The study examined the impact of the increase in poverty on the Bolsa Família conditional cash transfer program. According to the World Bank, 810,000 families would become reliant on the benefit in the optimistic scenario (0.5% economic growth), or 1.16 million in the worse scenario (with the country's GDP shrinking 1%).
Currently 14 million families are enrolled in the Bolsa Família program, according to the Ministry of Social and Agrarian Development.
The World Bank has recommended the program be expanded to help mitigate the impact of the crisis. “The depth and duration of the current economic crisis in Brazil creates an opportunity to expand the role of the Bolsa Familia, which could grow from an effective redistribution program to become a true safety net program that is flexible enough to expand its reach to the homes of the 'new poor' produced by the crisis,” the study read.
According to the World Bank, Brazil has been able to create one of the world's largest social safety nets.

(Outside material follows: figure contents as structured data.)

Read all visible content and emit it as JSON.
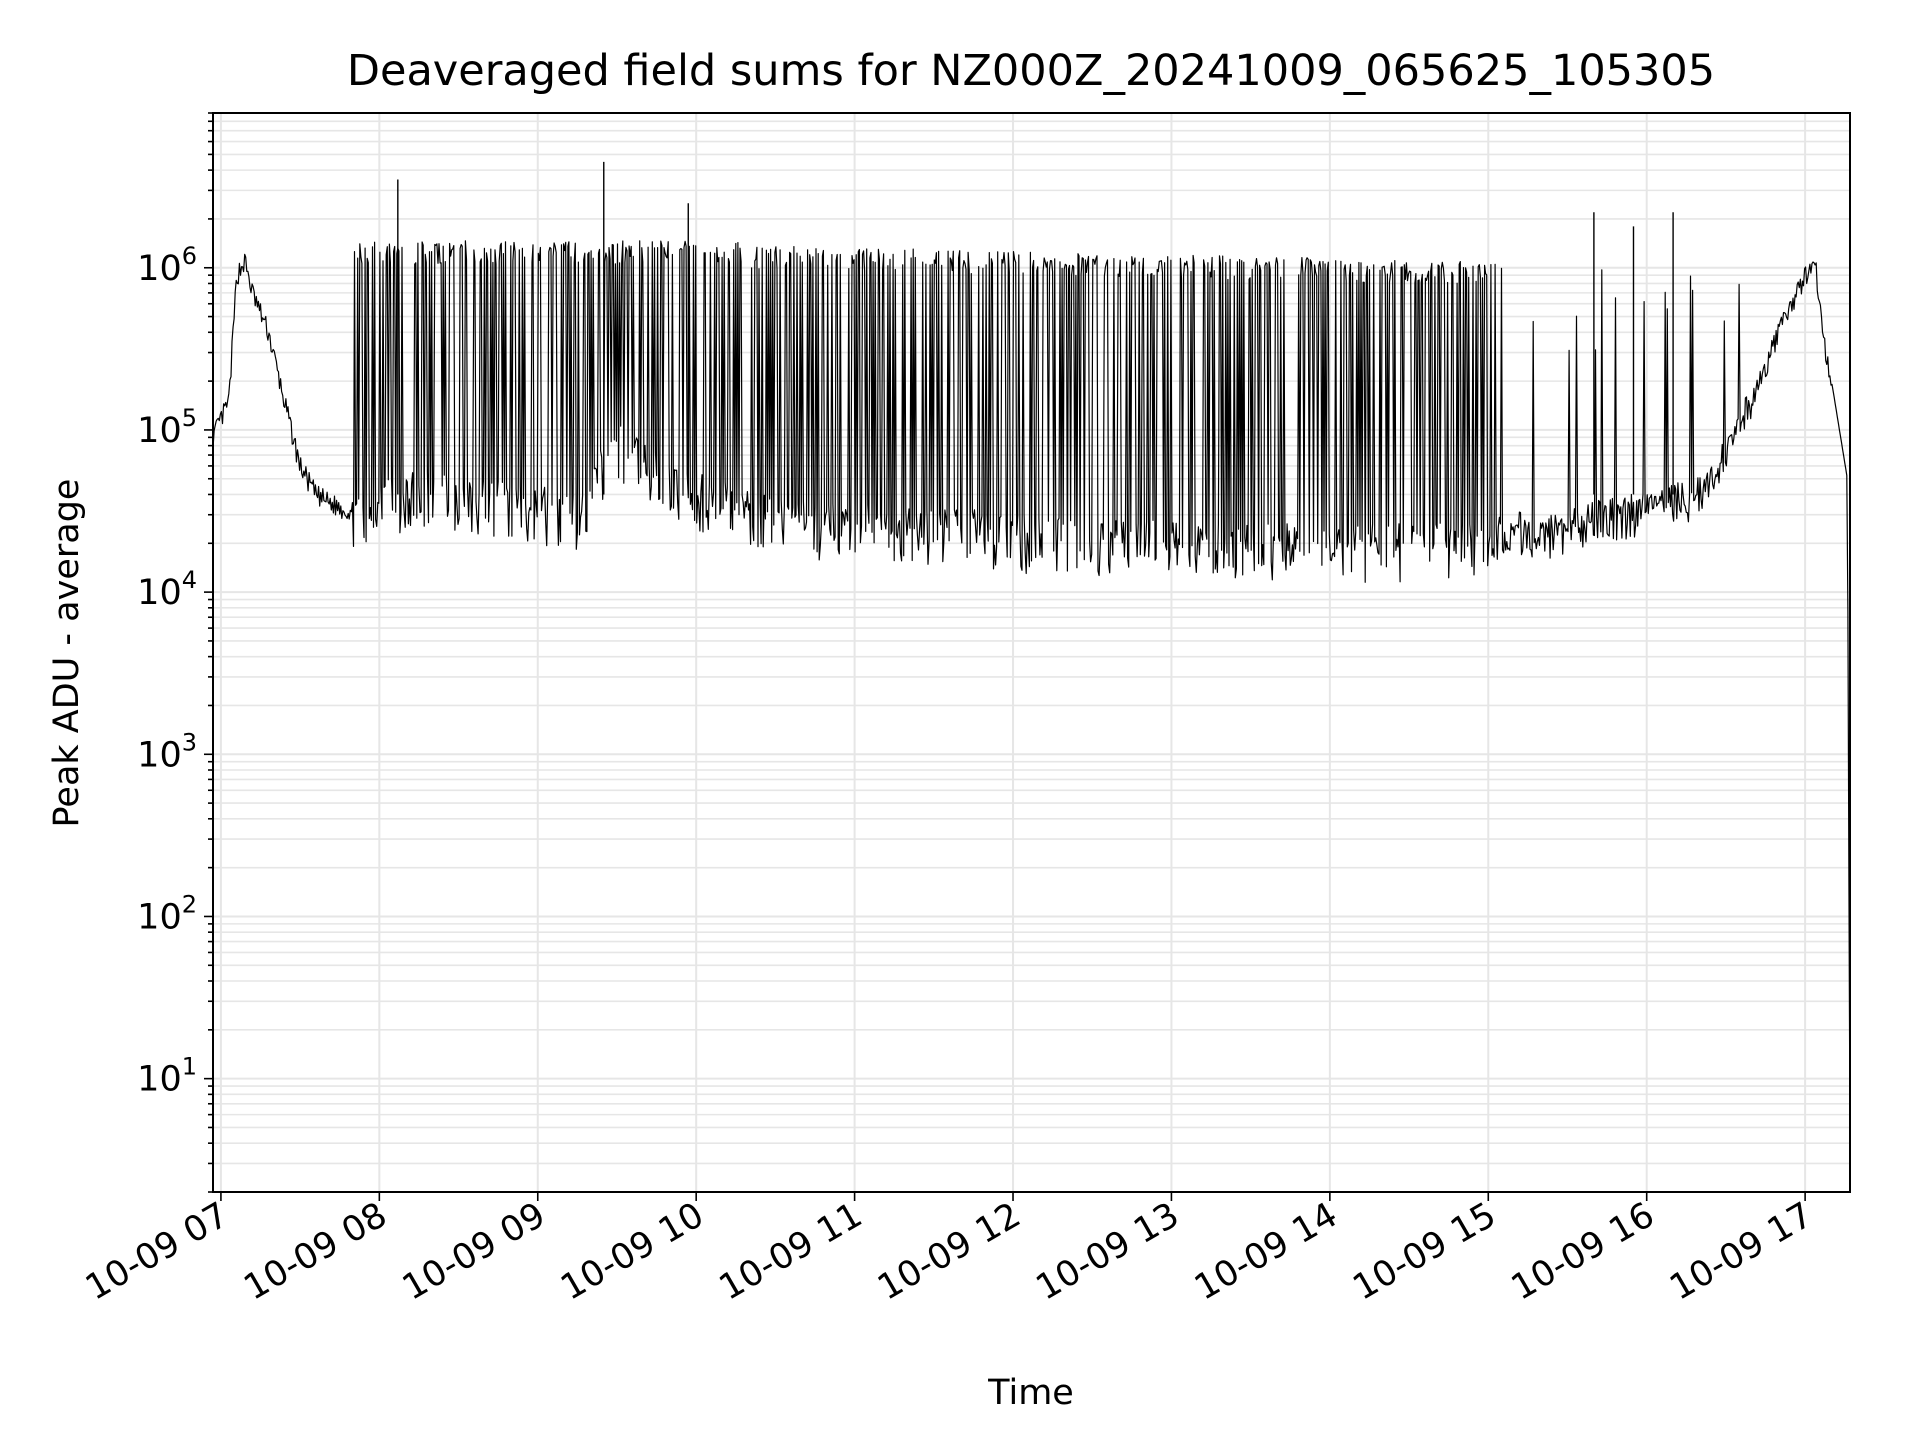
{
  "chart_data": {
    "type": "line",
    "title": "Deaveraged field sums for NZ000Z_20241009_065625_105305",
    "xlabel": "Time",
    "ylabel": "Peak ADU - average",
    "yscale": "log",
    "ylim": [
      2,
      9000000
    ],
    "xlim": [
      "2024-10-09 06:57",
      "2024-10-09 17:17"
    ],
    "grid": true,
    "legend": "none",
    "line_color": "#000000",
    "x_tick_labels": [
      "10-09 07",
      "10-09 08",
      "10-09 09",
      "10-09 10",
      "10-09 11",
      "10-09 12",
      "10-09 13",
      "10-09 14",
      "10-09 15",
      "10-09 16",
      "10-09 17"
    ],
    "x_ticks": [
      "2024-10-09 07:00",
      "2024-10-09 08:00",
      "2024-10-09 09:00",
      "2024-10-09 10:00",
      "2024-10-09 11:00",
      "2024-10-09 12:00",
      "2024-10-09 13:00",
      "2024-10-09 14:00",
      "2024-10-09 15:00",
      "2024-10-09 16:00",
      "2024-10-09 17:00"
    ],
    "y_ticks": [
      10,
      100,
      1000,
      10000,
      100000,
      1000000
    ],
    "y_tick_labels": [
      {
        "base": "10",
        "exp": "1"
      },
      {
        "base": "10",
        "exp": "2"
      },
      {
        "base": "10",
        "exp": "3"
      },
      {
        "base": "10",
        "exp": "4"
      },
      {
        "base": "10",
        "exp": "5"
      },
      {
        "base": "10",
        "exp": "6"
      }
    ],
    "series": [
      {
        "x": [
          "2024-10-09 06:57",
          "2024-10-09 07:03",
          "2024-10-09 07:06",
          "2024-10-09 07:09",
          "2024-10-09 07:12",
          "2024-10-09 07:18",
          "2024-10-09 07:24",
          "2024-10-09 07:30",
          "2024-10-09 07:36",
          "2024-10-09 07:42",
          "2024-10-09 07:48",
          "2024-10-09 07:54",
          "2024-10-09 08:00",
          "2024-10-09 08:15",
          "2024-10-09 08:30",
          "2024-10-09 08:45",
          "2024-10-09 09:00",
          "2024-10-09 09:15",
          "2024-10-09 09:30",
          "2024-10-09 09:40",
          "2024-10-09 09:50",
          "2024-10-09 10:00",
          "2024-10-09 10:10",
          "2024-10-09 10:20",
          "2024-10-09 10:30",
          "2024-10-09 11:00",
          "2024-10-09 11:30",
          "2024-10-09 12:00",
          "2024-10-09 12:30",
          "2024-10-09 13:00",
          "2024-10-09 13:30",
          "2024-10-09 14:00",
          "2024-10-09 14:30",
          "2024-10-09 15:00",
          "2024-10-09 15:10",
          "2024-10-09 15:20",
          "2024-10-09 15:40",
          "2024-10-09 16:00",
          "2024-10-09 16:20",
          "2024-10-09 16:30",
          "2024-10-09 16:40",
          "2024-10-09 16:50",
          "2024-10-09 17:00",
          "2024-10-09 17:04",
          "2024-10-09 17:07",
          "2024-10-09 17:10",
          "2024-10-09 17:13",
          "2024-10-09 17:16",
          "2024-10-09 17:17"
        ],
        "y": [
          90000,
          150000,
          900000,
          1100000,
          700000,
          400000,
          150000,
          60000,
          40000,
          35000,
          32000,
          30000,
          35000,
          40000,
          38000,
          36000,
          32000,
          30000,
          80000,
          60000,
          45000,
          40000,
          35000,
          30000,
          28000,
          25000,
          24000,
          22000,
          20000,
          20000,
          19000,
          19000,
          19000,
          19000,
          25000,
          22000,
          28000,
          32000,
          40000,
          70000,
          150000,
          400000,
          900000,
          1000000,
          350000,
          200000,
          100000,
          50000,
          4
        ]
      }
    ]
  }
}
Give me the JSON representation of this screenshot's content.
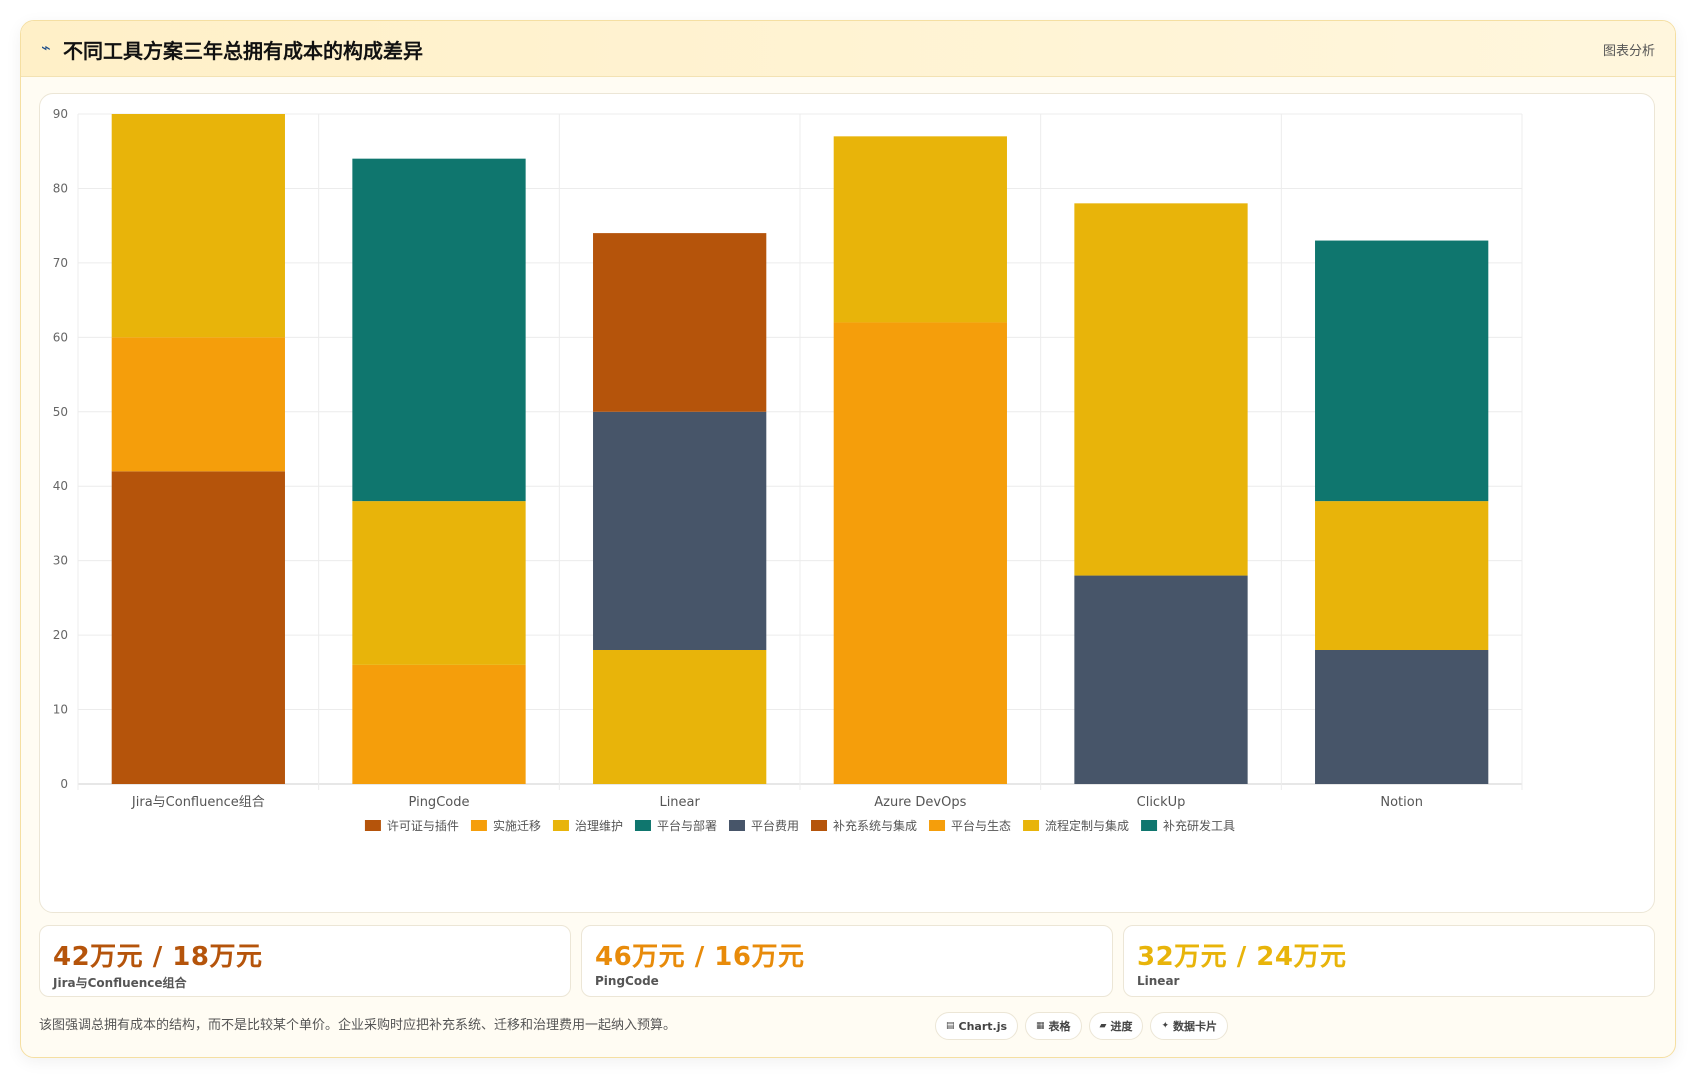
{
  "header": {
    "title_icon": "⌁",
    "title": "不同工具方案三年总拥有成本的构成差异",
    "tag": "图表分析"
  },
  "chart_data": {
    "type": "bar",
    "stacked": true,
    "categories": [
      "Jira与Confluence组合",
      "PingCode",
      "Linear",
      "Azure DevOps",
      "ClickUp",
      "Notion"
    ],
    "ylim": [
      0,
      90
    ],
    "yticks": [
      0,
      10,
      20,
      30,
      40,
      50,
      60,
      70,
      80,
      90
    ],
    "legend_position": "bottom",
    "grid": true,
    "series": [
      {
        "name": "许可证与插件",
        "color": "#b5540b",
        "values": [
          42,
          null,
          null,
          null,
          null,
          null
        ]
      },
      {
        "name": "实施迁移",
        "color": "#f59e0b",
        "values": [
          18,
          16,
          null,
          null,
          null,
          null
        ]
      },
      {
        "name": "治理维护",
        "color": "#e8b40a",
        "values": [
          30,
          22,
          18,
          null,
          null,
          null
        ]
      },
      {
        "name": "平台与部署",
        "color": "#0f766e",
        "values": [
          null,
          46,
          null,
          null,
          null,
          null
        ]
      },
      {
        "name": "平台费用",
        "color": "#475569",
        "values": [
          null,
          null,
          32,
          null,
          28,
          18
        ]
      },
      {
        "name": "补充系统与集成",
        "color": "#b5540b",
        "values": [
          null,
          null,
          24,
          null,
          null,
          null
        ]
      },
      {
        "name": "平台与生态",
        "color": "#f59e0b",
        "values": [
          null,
          null,
          null,
          62,
          null,
          null
        ]
      },
      {
        "name": "流程定制与集成",
        "color": "#e8b40a",
        "values": [
          null,
          null,
          null,
          25,
          50,
          20
        ]
      },
      {
        "name": "补充研发工具",
        "color": "#0f766e",
        "values": [
          null,
          null,
          null,
          null,
          null,
          35
        ]
      }
    ]
  },
  "stats": [
    {
      "value": "42万元 / 18万元",
      "label": "Jira与Confluence组合",
      "color": "#b5540b"
    },
    {
      "value": "46万元 / 16万元",
      "label": "PingCode",
      "color": "#e88b0a"
    },
    {
      "value": "32万元 / 24万元",
      "label": "Linear",
      "color": "#e8b40a"
    }
  ],
  "footnote": "该图强调总拥有成本的结构，而不是比较某个单价。企业采购时应把补充系统、迁移和治理费用一起纳入预算。",
  "chips": [
    {
      "icon": "▤",
      "label": "Chart.js"
    },
    {
      "icon": "▦",
      "label": "表格"
    },
    {
      "icon": "▰",
      "label": "进度"
    },
    {
      "icon": "✦",
      "label": "数据卡片"
    }
  ]
}
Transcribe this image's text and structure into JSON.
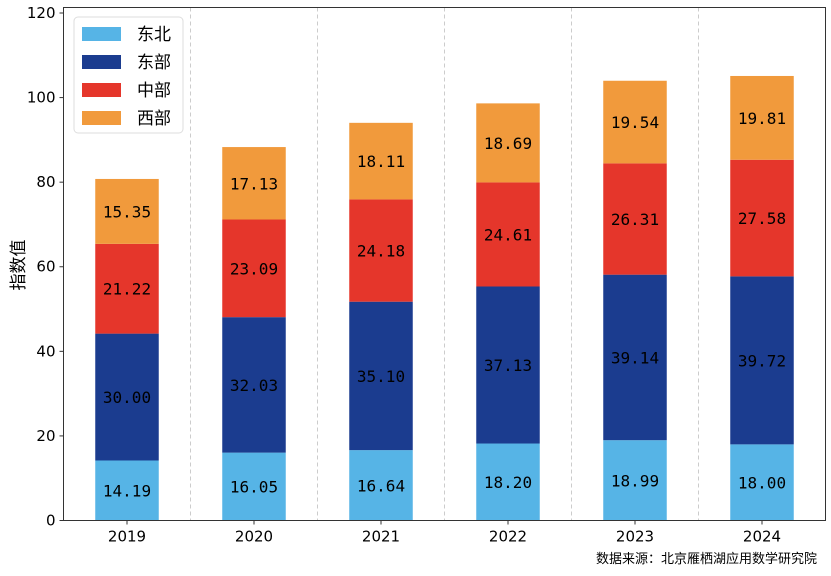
{
  "chart_data": {
    "type": "bar",
    "stacked": true,
    "categories": [
      "2019",
      "2020",
      "2021",
      "2022",
      "2023",
      "2024"
    ],
    "series": [
      {
        "name": "东北",
        "color": "#56b4e6",
        "values": [
          14.19,
          16.05,
          16.64,
          18.2,
          18.99,
          18.0
        ]
      },
      {
        "name": "东部",
        "color": "#1b3c8f",
        "values": [
          30.0,
          32.03,
          35.1,
          37.13,
          39.14,
          39.72
        ]
      },
      {
        "name": "中部",
        "color": "#e5362b",
        "values": [
          21.22,
          23.09,
          24.18,
          24.61,
          26.31,
          27.58
        ]
      },
      {
        "name": "西部",
        "color": "#f19a3c",
        "values": [
          15.35,
          17.13,
          18.11,
          18.69,
          19.54,
          19.81
        ]
      }
    ],
    "data_labels": [
      [
        "14.19",
        "16.05",
        "16.64",
        "18.20",
        "18.99",
        "18.00"
      ],
      [
        "30.00",
        "32.03",
        "35.10",
        "37.13",
        "39.14",
        "39.72"
      ],
      [
        "21.22",
        "23.09",
        "24.18",
        "24.61",
        "26.31",
        "27.58"
      ],
      [
        "15.35",
        "17.13",
        "18.11",
        "18.69",
        "19.54",
        "19.81"
      ]
    ],
    "title": "",
    "xlabel": "",
    "ylabel": "指数值",
    "ylim": [
      0,
      121.3
    ],
    "yticks": [
      "0",
      "20",
      "40",
      "60",
      "80",
      "100",
      "120"
    ],
    "grid": "vertical dashed between categories",
    "legend_position": "top-left"
  },
  "source_note": "数据来源：北京雁栖湖应用数学研究院"
}
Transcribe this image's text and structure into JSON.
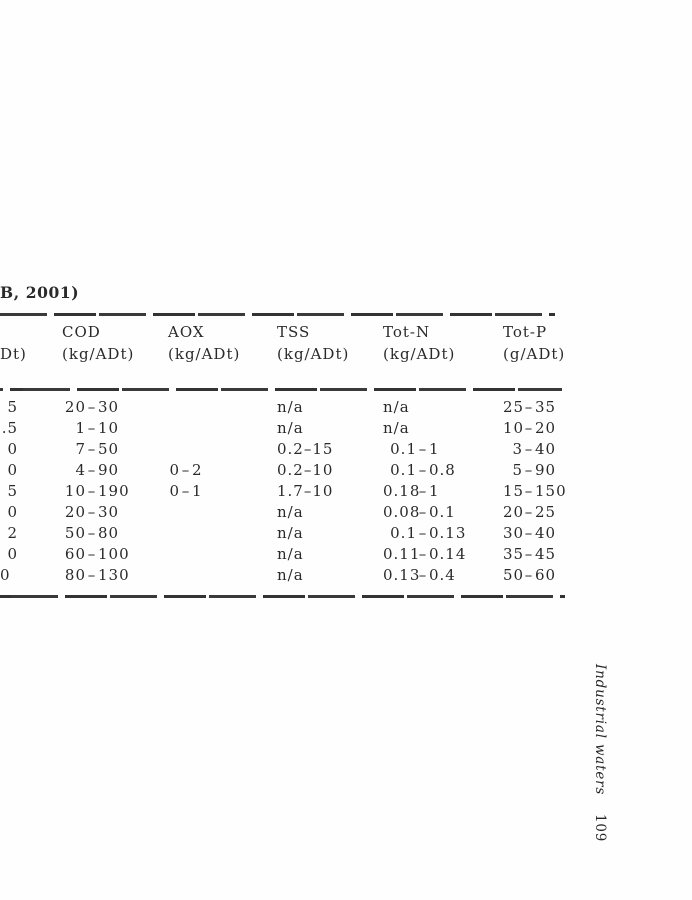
{
  "caption_fragment": "B, 2001)",
  "footer": {
    "running_title": "Industrial waters",
    "page_number": "109"
  },
  "table": {
    "columns": [
      {
        "id": "c0",
        "label": "",
        "unit": "Dt)"
      },
      {
        "id": "cod",
        "label": "COD",
        "unit": "(kg/ADt)"
      },
      {
        "id": "aox",
        "label": "AOX",
        "unit": "(kg/ADt)"
      },
      {
        "id": "tss",
        "label": "TSS",
        "unit": "(kg/ADt)"
      },
      {
        "id": "totn",
        "label": "Tot-N",
        "unit": "(kg/ADt)"
      },
      {
        "id": "totp",
        "label": "Tot-P",
        "unit": "(g/ADt)"
      }
    ],
    "rows": [
      [
        "5",
        "20–30",
        "",
        "n/a",
        "n/a",
        "25–35"
      ],
      [
        ".5",
        "1–10",
        "",
        "n/a",
        "n/a",
        "10–20"
      ],
      [
        "0",
        "7–50",
        "",
        "0.2–15",
        "0.1–1",
        "3–40"
      ],
      [
        "0",
        "4–90",
        "0–2",
        "0.2–10",
        "0.1–0.8",
        "5–90"
      ],
      [
        "5",
        "10–190",
        "0–1",
        "1.7–10",
        "0.18–1",
        "15–150"
      ],
      [
        "0",
        "20–30",
        "",
        "n/a",
        "0.08–0.1",
        "20–25"
      ],
      [
        "2",
        "50–80",
        "",
        "n/a",
        "0.1–0.13",
        "30–40"
      ],
      [
        "0",
        "60–100",
        "",
        "n/a",
        "0.11–0.14",
        "35–45"
      ],
      [
        "0",
        "80–130",
        "",
        "n/a",
        "0.13–0.4",
        "50–60"
      ]
    ]
  }
}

It recommended the budget for the Bolsa Família program should increase above inflation to expand its coverage of an increasingly poor population. In the best scenario, the program's budget should rise 4.73% above the 2015-2017 cumulative inflation; based on the pessimistic projection, the increase should be 6.9% above inflation.
In nominal terms, the program's budget would go from $8.46 billion at the end of 2015 to $9.75 billion this year in the GDP growth scenario or $9.95 billion in the decline scenario. While the study has not considered the effects of the spending cap introduced by the government this year, it does estimate that the austerity policy would not be impacted by an expansion of the Bolsa Familia program.